AI / LLM System

AI Agent with Local LLM

Built an AI agent using a locally hosted LLM to interact with the internal helpdesk system.

Next.js

FastAPI

LangGraph

LangChain

vLLM

Docker

BM25

Vector Search

Overview

An AI agent that can answer questions about helpdesk tickets, look up asset information, and perform basic actions in the helpdesk system — all running on local hardware with no external API calls.

Architecture

The system has three main layers:

Frontend — A Next.js chat interface where users type queries in natural language.

Agent — A LangGraph-based agent orchestrating multi-step reasoning. It decides which tools to call, handles tool output, and composes a final answer.

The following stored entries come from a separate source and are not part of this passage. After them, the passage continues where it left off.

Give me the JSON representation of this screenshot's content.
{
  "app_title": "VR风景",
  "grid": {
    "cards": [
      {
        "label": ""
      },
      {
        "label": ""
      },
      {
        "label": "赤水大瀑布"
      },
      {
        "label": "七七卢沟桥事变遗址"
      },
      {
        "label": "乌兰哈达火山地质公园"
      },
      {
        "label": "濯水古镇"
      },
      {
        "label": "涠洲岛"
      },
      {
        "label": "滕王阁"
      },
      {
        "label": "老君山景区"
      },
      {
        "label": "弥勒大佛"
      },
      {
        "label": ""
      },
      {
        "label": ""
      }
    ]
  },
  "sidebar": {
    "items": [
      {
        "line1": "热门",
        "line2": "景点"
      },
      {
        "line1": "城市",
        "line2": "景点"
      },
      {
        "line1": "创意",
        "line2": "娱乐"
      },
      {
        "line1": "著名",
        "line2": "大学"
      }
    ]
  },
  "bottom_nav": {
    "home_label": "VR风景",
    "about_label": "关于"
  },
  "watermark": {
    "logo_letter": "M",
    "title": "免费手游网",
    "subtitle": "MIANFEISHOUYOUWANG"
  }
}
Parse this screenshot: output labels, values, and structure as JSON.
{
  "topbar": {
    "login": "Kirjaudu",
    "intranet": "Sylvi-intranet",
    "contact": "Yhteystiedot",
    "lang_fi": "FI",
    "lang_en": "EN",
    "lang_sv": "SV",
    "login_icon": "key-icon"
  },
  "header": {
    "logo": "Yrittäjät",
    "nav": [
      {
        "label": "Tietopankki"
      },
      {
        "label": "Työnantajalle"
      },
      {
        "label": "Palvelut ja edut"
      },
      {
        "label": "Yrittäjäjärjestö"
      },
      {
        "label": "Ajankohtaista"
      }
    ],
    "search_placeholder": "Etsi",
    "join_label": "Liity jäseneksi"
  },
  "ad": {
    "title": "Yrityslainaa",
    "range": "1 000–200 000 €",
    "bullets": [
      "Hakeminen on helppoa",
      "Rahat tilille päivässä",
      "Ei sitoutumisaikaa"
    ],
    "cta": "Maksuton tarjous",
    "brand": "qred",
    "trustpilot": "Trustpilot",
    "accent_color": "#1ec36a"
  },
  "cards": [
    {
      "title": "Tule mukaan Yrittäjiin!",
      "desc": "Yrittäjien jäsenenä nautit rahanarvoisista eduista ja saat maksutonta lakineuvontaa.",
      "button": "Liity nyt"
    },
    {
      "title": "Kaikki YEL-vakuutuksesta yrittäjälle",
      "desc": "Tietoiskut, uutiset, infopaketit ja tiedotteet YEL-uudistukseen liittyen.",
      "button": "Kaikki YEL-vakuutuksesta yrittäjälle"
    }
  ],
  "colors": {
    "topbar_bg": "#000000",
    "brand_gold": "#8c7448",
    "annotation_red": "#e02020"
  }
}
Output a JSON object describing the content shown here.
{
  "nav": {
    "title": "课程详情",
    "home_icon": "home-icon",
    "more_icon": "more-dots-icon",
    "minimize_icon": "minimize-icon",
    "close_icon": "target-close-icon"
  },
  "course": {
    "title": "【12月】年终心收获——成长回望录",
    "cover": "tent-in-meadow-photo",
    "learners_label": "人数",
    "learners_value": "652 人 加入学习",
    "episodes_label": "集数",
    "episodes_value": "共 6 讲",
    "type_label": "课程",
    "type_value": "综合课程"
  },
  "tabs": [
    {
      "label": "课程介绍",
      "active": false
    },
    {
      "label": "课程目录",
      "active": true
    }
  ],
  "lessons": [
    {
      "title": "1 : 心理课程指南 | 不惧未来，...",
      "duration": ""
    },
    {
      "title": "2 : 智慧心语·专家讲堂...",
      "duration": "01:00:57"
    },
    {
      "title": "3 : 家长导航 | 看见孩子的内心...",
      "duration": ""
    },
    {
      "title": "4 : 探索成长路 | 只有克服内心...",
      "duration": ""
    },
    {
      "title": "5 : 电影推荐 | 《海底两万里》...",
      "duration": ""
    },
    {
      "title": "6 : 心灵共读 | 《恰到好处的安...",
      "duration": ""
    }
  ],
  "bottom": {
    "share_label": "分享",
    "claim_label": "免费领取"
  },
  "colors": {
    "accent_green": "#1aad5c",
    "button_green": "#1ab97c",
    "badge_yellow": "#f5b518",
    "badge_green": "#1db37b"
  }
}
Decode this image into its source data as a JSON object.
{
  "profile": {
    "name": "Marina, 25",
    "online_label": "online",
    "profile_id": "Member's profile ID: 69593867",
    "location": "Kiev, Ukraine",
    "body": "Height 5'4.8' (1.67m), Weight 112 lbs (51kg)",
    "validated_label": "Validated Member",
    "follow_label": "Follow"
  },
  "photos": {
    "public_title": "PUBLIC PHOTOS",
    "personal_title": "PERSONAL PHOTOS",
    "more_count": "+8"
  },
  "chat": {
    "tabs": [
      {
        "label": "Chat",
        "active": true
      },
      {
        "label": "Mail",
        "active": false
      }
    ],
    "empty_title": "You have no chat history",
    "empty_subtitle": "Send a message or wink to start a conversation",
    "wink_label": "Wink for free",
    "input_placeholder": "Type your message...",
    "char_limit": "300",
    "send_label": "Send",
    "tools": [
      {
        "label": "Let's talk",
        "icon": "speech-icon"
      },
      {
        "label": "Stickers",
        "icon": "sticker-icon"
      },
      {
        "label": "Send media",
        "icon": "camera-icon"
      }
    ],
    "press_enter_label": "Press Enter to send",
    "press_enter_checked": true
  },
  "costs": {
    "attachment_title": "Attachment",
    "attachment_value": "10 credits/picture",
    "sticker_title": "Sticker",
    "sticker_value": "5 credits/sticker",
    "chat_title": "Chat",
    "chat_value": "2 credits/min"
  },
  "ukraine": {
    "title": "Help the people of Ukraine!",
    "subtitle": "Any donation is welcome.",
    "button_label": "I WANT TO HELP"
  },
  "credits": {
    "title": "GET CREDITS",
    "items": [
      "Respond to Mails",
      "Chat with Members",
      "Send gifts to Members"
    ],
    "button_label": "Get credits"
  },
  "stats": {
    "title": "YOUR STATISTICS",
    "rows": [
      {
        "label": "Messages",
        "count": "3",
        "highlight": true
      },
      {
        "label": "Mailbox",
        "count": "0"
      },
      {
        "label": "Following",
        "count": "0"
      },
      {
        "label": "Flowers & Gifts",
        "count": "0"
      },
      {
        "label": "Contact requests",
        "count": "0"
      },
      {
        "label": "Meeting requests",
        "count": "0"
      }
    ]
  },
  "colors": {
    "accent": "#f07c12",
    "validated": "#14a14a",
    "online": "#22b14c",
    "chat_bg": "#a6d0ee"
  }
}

Retrieval — A hybrid retrieval system combining BM25 keyword search and vector similarity search. BM25 handles exact term matches well (ticket IDs, names); vector search handles semantic similarity. Results are fused before being passed to the model.

What I Built

Hosted a fine-tuned model with vLLM for inference, exposing an OpenAI-compatible API
Built MCP (Model Context Protocol) connectors to give the agent access to live helpdesk data
Implemented long-term memory using a summarization approach: older conversation turns are condensed and stored, keeping the context window manageable
Added a context window budget manager to prevent token overflow on long sessions
Fine-tuned a base model on internal helpdesk examples to improve domain-specific response quality
Containerized all services with Docker Compose for consistent local deployment

Why Local?

Privacy requirements made external APIs a non-starter for this use case. Running everything locally also eliminated per-token costs and allowed fine-tuning on internal data without sending it to a third party.